A quick recap, HB5425: (1) recognizes that the involvement of each parent for equal time and not less than 35% of residential parenting time per week is presumptively in the children's best; (2) presumes parents to be fit; (3) requires parents to come up with a parenting plan within 90 days; if not, then the judge has 60 additional days and should award equal time unless it is not in the child’s best interest, then a minimum of 35% parenting time should be awarded to each fit parent; and (4) requires clear and convincing evidence to impose any restriction on parenting time.

What to do? Email Representative Kelly Burke.  Ask her not to bow to the threats of the Illinois Bar Association and to implement the recommendations of the Illinois Family Law Study Committee regarding custody and visitation.

But let me backtrack a little.

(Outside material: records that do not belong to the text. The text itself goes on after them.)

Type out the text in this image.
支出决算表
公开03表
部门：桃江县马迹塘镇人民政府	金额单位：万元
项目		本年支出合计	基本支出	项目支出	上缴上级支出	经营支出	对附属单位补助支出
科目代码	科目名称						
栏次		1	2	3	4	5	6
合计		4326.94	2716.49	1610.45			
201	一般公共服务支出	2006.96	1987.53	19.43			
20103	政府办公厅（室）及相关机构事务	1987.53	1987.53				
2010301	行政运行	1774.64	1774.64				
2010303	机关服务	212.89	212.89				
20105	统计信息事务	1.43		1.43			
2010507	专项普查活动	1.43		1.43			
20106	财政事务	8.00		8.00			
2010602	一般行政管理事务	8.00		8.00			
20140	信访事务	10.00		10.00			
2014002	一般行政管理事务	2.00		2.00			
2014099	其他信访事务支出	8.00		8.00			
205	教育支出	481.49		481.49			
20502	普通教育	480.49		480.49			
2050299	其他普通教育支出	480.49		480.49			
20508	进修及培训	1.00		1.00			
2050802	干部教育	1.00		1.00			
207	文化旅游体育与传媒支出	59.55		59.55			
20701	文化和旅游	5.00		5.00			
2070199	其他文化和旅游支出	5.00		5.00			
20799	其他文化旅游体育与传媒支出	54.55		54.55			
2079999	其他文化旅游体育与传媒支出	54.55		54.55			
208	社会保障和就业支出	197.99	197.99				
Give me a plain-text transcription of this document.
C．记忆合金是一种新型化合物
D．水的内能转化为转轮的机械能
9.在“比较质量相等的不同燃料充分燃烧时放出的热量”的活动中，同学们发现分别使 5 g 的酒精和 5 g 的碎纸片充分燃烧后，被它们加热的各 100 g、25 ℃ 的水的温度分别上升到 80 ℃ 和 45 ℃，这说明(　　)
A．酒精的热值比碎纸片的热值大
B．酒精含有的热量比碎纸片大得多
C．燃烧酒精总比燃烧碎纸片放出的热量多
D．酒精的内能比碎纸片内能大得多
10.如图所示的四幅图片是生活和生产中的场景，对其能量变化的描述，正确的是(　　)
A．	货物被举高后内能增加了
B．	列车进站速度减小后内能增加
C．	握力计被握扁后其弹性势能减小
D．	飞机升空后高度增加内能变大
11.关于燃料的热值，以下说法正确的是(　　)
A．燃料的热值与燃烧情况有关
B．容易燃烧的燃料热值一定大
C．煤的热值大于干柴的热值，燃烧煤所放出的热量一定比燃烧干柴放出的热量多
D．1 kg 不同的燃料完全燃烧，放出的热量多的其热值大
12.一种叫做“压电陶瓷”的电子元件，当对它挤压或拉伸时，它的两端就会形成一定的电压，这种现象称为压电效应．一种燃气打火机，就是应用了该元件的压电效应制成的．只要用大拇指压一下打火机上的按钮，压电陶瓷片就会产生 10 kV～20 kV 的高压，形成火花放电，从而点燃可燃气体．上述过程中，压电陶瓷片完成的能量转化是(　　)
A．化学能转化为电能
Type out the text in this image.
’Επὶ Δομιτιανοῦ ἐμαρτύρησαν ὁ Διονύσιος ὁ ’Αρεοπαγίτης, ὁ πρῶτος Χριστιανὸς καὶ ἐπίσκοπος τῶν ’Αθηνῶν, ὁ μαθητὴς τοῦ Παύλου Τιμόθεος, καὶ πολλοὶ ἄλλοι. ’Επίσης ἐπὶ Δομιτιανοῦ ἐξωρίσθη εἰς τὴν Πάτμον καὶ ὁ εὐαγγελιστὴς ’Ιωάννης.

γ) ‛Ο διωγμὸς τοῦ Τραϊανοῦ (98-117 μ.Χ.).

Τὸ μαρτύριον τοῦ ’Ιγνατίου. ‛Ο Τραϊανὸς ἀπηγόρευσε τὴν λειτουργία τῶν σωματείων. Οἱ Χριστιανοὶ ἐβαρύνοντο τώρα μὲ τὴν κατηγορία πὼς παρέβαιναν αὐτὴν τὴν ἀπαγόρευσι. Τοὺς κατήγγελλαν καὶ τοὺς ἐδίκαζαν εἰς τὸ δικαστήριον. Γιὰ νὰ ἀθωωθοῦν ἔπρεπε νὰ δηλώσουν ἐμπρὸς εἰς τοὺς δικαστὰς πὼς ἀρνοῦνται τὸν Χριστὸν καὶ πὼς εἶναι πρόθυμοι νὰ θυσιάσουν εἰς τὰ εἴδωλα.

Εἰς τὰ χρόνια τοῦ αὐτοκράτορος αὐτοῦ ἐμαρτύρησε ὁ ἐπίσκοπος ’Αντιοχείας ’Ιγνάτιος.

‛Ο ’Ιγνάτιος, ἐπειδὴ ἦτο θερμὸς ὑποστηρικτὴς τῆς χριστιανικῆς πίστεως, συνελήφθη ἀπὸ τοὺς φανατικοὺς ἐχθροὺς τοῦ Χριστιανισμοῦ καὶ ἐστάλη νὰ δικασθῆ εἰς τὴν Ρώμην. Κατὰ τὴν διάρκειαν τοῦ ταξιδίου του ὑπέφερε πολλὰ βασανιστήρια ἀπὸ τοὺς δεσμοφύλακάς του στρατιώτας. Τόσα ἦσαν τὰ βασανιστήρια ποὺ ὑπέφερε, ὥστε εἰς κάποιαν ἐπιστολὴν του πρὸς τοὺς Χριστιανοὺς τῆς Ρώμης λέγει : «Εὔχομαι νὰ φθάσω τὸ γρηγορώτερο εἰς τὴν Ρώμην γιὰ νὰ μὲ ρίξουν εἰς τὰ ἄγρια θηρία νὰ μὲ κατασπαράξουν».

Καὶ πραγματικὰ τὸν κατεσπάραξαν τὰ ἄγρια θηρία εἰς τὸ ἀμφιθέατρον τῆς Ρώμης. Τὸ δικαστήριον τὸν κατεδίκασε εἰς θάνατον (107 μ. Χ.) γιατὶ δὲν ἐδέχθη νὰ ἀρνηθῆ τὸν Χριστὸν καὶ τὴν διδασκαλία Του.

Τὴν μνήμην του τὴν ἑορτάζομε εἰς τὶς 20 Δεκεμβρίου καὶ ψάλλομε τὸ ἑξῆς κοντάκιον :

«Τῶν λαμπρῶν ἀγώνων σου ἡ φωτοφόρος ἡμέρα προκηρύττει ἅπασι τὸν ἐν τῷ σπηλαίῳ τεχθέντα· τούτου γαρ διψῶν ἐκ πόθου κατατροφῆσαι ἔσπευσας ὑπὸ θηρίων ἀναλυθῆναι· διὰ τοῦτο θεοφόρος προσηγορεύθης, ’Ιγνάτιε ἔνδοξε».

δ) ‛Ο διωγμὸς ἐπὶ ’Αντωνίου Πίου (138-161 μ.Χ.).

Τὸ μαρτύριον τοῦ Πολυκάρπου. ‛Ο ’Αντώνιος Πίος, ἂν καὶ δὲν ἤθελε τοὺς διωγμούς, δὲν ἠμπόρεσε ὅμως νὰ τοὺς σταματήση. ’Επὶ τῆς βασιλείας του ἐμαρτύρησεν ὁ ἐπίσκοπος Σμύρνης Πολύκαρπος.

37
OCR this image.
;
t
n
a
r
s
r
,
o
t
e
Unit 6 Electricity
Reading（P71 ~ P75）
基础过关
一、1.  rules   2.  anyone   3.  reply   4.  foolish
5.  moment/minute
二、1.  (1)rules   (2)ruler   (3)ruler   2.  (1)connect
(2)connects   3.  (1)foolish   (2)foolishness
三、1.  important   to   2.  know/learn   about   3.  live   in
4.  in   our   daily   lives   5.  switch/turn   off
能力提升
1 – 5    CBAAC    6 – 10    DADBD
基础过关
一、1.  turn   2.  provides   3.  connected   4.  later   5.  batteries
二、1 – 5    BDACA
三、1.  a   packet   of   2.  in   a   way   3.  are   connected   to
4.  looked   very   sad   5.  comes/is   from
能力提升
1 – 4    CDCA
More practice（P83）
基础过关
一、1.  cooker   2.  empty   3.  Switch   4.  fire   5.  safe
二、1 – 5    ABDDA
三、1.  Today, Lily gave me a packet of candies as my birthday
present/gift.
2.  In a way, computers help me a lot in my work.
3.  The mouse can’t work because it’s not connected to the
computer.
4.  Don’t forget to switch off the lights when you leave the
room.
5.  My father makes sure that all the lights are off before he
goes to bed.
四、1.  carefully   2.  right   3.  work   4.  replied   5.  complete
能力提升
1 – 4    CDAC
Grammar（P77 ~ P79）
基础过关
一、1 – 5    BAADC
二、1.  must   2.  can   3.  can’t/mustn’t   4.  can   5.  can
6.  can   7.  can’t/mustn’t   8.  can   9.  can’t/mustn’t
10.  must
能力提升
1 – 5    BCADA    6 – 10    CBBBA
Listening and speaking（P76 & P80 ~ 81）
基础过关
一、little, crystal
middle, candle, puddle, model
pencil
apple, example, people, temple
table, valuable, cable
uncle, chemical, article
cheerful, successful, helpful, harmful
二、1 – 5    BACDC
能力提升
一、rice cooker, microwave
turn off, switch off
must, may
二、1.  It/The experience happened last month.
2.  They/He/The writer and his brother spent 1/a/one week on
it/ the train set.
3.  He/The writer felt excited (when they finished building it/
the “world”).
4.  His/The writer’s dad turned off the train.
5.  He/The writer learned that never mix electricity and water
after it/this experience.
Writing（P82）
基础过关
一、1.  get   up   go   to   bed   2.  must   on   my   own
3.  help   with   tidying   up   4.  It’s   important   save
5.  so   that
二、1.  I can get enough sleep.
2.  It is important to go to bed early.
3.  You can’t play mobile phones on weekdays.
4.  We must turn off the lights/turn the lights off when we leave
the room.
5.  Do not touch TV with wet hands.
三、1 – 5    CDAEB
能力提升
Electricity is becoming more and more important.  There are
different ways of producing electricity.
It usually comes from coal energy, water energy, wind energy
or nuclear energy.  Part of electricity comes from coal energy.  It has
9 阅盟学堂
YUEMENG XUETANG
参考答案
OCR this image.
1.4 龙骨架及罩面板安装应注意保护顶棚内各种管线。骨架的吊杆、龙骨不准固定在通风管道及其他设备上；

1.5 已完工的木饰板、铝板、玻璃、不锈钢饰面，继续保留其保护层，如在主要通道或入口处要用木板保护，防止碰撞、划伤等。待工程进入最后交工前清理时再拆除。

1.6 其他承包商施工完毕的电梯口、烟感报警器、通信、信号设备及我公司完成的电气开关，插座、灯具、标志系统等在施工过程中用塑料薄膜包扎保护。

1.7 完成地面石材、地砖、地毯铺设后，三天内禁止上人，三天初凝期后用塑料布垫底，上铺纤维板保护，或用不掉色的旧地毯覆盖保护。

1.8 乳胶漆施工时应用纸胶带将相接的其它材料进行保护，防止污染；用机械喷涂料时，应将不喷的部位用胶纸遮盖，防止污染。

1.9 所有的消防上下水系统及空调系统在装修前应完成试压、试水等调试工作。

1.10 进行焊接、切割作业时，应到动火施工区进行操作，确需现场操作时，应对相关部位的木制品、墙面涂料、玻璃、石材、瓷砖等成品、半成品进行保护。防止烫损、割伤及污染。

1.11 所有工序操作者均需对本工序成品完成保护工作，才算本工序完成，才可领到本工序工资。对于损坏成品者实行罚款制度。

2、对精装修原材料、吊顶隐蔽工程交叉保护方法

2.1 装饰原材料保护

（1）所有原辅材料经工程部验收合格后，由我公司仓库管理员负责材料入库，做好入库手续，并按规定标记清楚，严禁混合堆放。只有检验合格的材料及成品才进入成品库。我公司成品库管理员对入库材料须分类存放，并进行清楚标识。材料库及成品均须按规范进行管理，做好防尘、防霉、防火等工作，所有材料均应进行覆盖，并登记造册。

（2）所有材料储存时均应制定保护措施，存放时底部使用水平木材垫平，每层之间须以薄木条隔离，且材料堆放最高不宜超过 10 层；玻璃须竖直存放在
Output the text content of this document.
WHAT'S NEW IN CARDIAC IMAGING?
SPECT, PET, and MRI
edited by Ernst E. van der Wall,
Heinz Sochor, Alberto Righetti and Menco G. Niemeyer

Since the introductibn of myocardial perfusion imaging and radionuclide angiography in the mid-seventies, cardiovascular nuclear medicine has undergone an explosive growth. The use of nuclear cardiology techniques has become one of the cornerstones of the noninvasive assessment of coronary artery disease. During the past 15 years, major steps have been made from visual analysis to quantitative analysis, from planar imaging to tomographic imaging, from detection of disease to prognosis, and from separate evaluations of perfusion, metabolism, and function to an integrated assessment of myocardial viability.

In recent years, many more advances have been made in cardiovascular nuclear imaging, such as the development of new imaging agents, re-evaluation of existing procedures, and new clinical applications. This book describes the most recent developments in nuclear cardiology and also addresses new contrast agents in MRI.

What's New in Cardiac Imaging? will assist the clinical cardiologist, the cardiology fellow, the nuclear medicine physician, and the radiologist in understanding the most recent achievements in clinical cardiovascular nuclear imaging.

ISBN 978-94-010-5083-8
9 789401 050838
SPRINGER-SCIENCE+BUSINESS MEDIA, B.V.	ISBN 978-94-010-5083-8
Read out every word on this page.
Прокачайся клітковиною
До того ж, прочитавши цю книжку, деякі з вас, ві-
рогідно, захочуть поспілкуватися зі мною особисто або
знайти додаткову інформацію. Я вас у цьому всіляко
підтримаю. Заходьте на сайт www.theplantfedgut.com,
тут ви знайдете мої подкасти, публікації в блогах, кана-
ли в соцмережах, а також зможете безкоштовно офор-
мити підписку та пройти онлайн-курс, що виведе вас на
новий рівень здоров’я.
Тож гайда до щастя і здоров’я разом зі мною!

In 2008, Illinois formed the Illinois Family Law Study Committee to “study the changes in law and society since the Act was enacted, and recommend how the Act should be amended to improve and update it.” The selected committee members consisted of well-respected lawyers, judges, legislators, and experts. The Committee spent years researching social science, laws of other states, interviewing witnesses, and reviewing data. The Committee approved a recommendation for a minimum of 35% parenting time. The custody subcommittee voted 6 — 0 in favor of these recommendations. The full Illinois Family Law Study Committee voted in favor 11 — 6.

Based on the Illinois Family Law Study Committee recommendations, HB1452, a complete rewrite of Illinois’ divorce laws was introduced. Included in the Bill was that there would be 35% minimum parenting time. As you can imagine, from here, things got contentious and tricky. The State Bar could not let minimum parenting time go unchallenged. And challenged it went. The sponsoring representative, Kelly Burke, did what legislators are supposed to do — bring in the opposing parties to negotiate a solution. The problem was that the Illinois Family Law Study Committee was no longer in existence. But who are we to let something as minor as that interfere with what the Bar wanted. (Note that the people most affected by the proposed legislation were never asked to the table, although they asked to be at the table.)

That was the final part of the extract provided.